Beth Gibbons et Bill Callahan : mélancolier le silence
La soirée du 30 juin s'articulera autour de l'introspection torturée et éternelle de Beth Gibbons, ex-chanteuse de Portishead, onze ans après son passage à Fourvière et seulement un an après son concert à la Bourse du travail. Live outgrown, œuvre d'une rare sobriété où chaque silence a autant de signification que la moindre note, intervient plus de deux décennies après Out of season, trésor sublime conçu en collaboration avec Paul Webb, ancien bassiste de Talk Talk. Les deux disques structureront la soirée, qui s'achèvera sur quelques pépites de sa période trip-hop, afin de donner au temps, aux pertes et à la résilience, une forme méditative et lyrique. En première partie, Bill Callahan dévoilera une folk dépouillée, éloignée du pathos, mais animée par une même économie de moyens. Une mise à nu musicale, marquée par la finesse et la simplicité.

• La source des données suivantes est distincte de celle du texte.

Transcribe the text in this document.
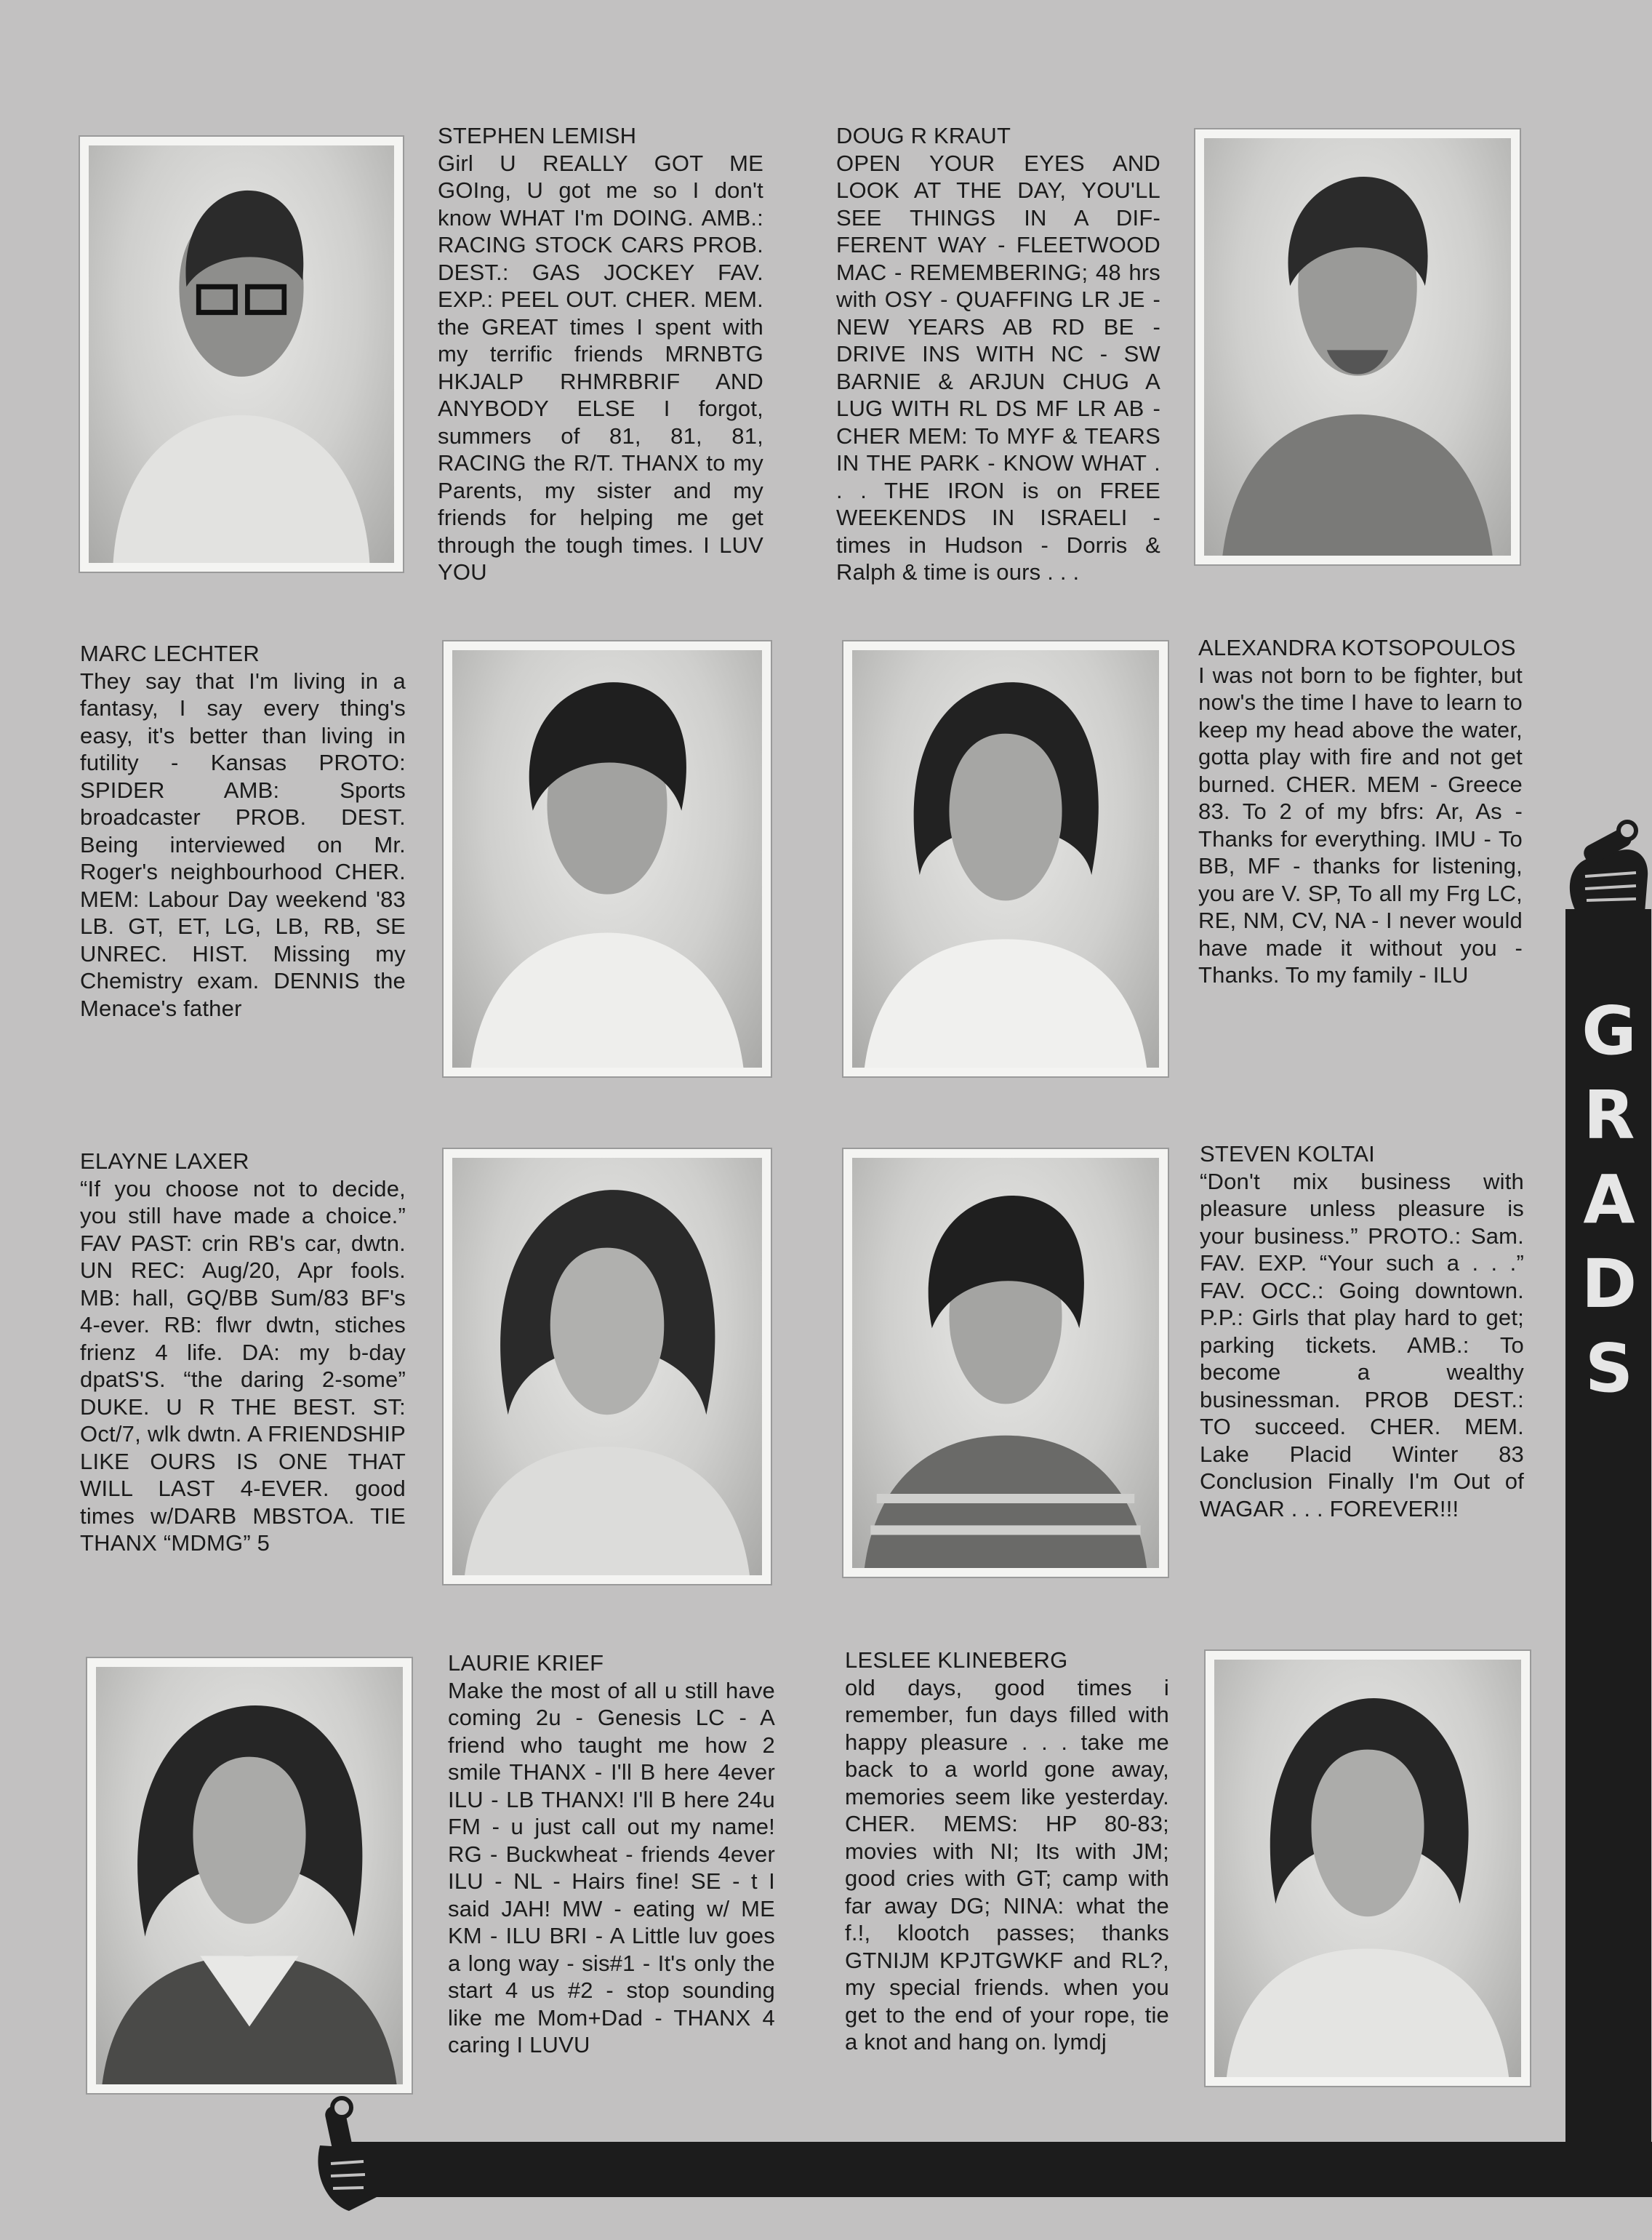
G
R
A
D
S
STEPHEN LEMISH
Girl U REALLY GOT ME GOIng, U got me so I don't know WHAT I'm DOING. AMB.: RACING STOCK CARS PROB. DEST.: GAS JOCKEY FAV. EXP.: PEEL OUT. CHER. MEM. the GREAT times I spent with my terrific friends MRNBTG HKJALP RHMRBRIF AND ANYBODY ELSE I forgot, summers of 81, 81, 81, RACING the R/T. THANX to my Parents, my sister and my friends for helping me get through the tough times. I LUV YOU
DOUG R KRAUT
OPEN YOUR EYES AND LOOK AT THE DAY, YOU'LL SEE THINGS IN A DIF-FERENT WAY - FLEETWOOD MAC - REMEMBERING; 48 hrs with OSY - QUAFFING LR JE - NEW YEARS AB RD BE - DRIVE INS WITH NC - SW BARNIE & ARJUN CHUG A LUG WITH RL DS MF LR AB - CHER MEM: To MYF & TEARS IN THE PARK - KNOW WHAT . . . THE IRON is on FREE WEEKENDS IN ISRAELI - times in Hudson - Dorris & Ralph & time is ours . . .
MARC LECHTER
They say that I'm living in a fantasy, I say every thing's easy, it's better than living in futility - Kansas PROTO: SPIDER AMB: Sports broadcaster PROB. DEST. Being interviewed on Mr. Roger's neighbourhood CHER. MEM: Labour Day weekend '83 LB. GT, ET, LG, LB, RB, SE UNREC. HIST. Missing my Chemistry exam. DENNIS the Menace's father
ALEXANDRA KOTSOPOULOS
I was not born to be fighter, but now's the time I have to learn to keep my head above the water, gotta play with fire and not get burned. CHER. MEM - Greece 83. To 2 of my bfrs: Ar, As - Thanks for everything. IMU - To BB, MF - thanks for listening, you are V. SP, To all my Frg LC, RE, NM, CV, NA - I never would have made it without you - Thanks. To my family - ILU
ELAYNE LAXER
“If you choose not to decide, you still have made a choice.” FAV PAST: crin RB's car, dwtn. UN REC: Aug/20, Apr fools. MB: hall, GQ/BB Sum/83 BF's 4-ever. RB: flwr dwtn, stiches frienz 4 life. DA: my b-day dpatS'S. “the daring 2-some” DUKE. U R THE BEST. ST: Oct/7, wlk dwtn. A FRIENDSHIP LIKE OURS IS ONE THAT WILL LAST 4-EVER. good times w/DARB MBSTOA. TIE THANX “MDMG” 5
STEVEN KOLTAI
“Don't mix business with pleasure unless pleasure is your business.” PROTO.: Sam. FAV. EXP. “Your such a . . .” FAV. OCC.: Going downtown. P.P.: Girls that play hard to get; parking tickets. AMB.: To become a wealthy businessman. PROB DEST.: TO succeed. CHER. MEM. Lake Placid Winter 83 Conclusion Finally I'm Out of WAGAR . . . FOREVER!!!
LAURIE KRIEF
Make the most of all u still have coming 2u - Genesis LC - A friend who taught me how 2 smile THANX - I'll B here 4ever ILU - LB THANX! I'll B here 24u FM - u just call out my name! RG - Buckwheat - friends 4ever ILU - NL - Hairs fine! SE - t I said JAH! MW - eating w/ ME KM - ILU BRI - A Little luv goes a long way - sis#1 - It's only the start 4 us #2 - stop sounding like me Mom+Dad - THANX 4 caring I LUVU
LESLEE KLINEBERG
old days, good times i remember, fun days filled with happy pleasure . . . take me back to a world gone away, memories seem like yesterday. CHER. MEMS: HP 80-83; movies with NI; Its with JM; good cries with GT; camp with far away DG; NINA: what the f.!, klootch passes; thanks GTNIJM KPJTGWKF and RL?, my special friends. when you get to the end of your rope, tie a knot and hang on. lymdj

Le chaos et la paix : Max Richter
Vendredi 11 juillet, Max Richter investira le Grand théâtre pour une traversée de deux œuvres à la fois fascinantes et troublantes. La première partie de la soirée, pleine de contrastes, évoquera la fragilité du monde moderne, et sera consacrée à In a landscape, l'un des derniers disques du compositeur franco-allemand. Une quête introspective qui se poursuivra avec la deuxième partie, dédiée à l'incontournable The blue notebooks, lieu de tissage d'une toile sonore où la mélancolie se mêle à la protestation. Portée par des lectures de Kafka et Miłosz, cette œuvre est une réflexion poignante sur la guerre et la déshumanisation, un voyage introspectif qui laisse émerger une prise de position radicalement poétique sur notre époque.
Anoushka Shankar : une célébration musicale entre lumière et ombre
Pour terminer notre tétralogie poétique, nous convoquons une artiste qui, depuis trois décennies, enchante le monde avec son sitar : Anoushka Shankar. La virtuose présentera un mélange audacieux de pièces récentes extraites de sa trilogie de mini-albums - conçue comme un carnet de poèmes musicaux - constituée de Chapter I: Forever, for now, exploration minimaliste offrant une musique éthérée, presque suspendue ; Chapter II: How dark it is before dawn, immersion dans la nuit intérieure propice à la guérison ; et Chapter III: We return to light, retour à la lumière fusionnant raga, rythmes hypnotiques et ambiances modernes.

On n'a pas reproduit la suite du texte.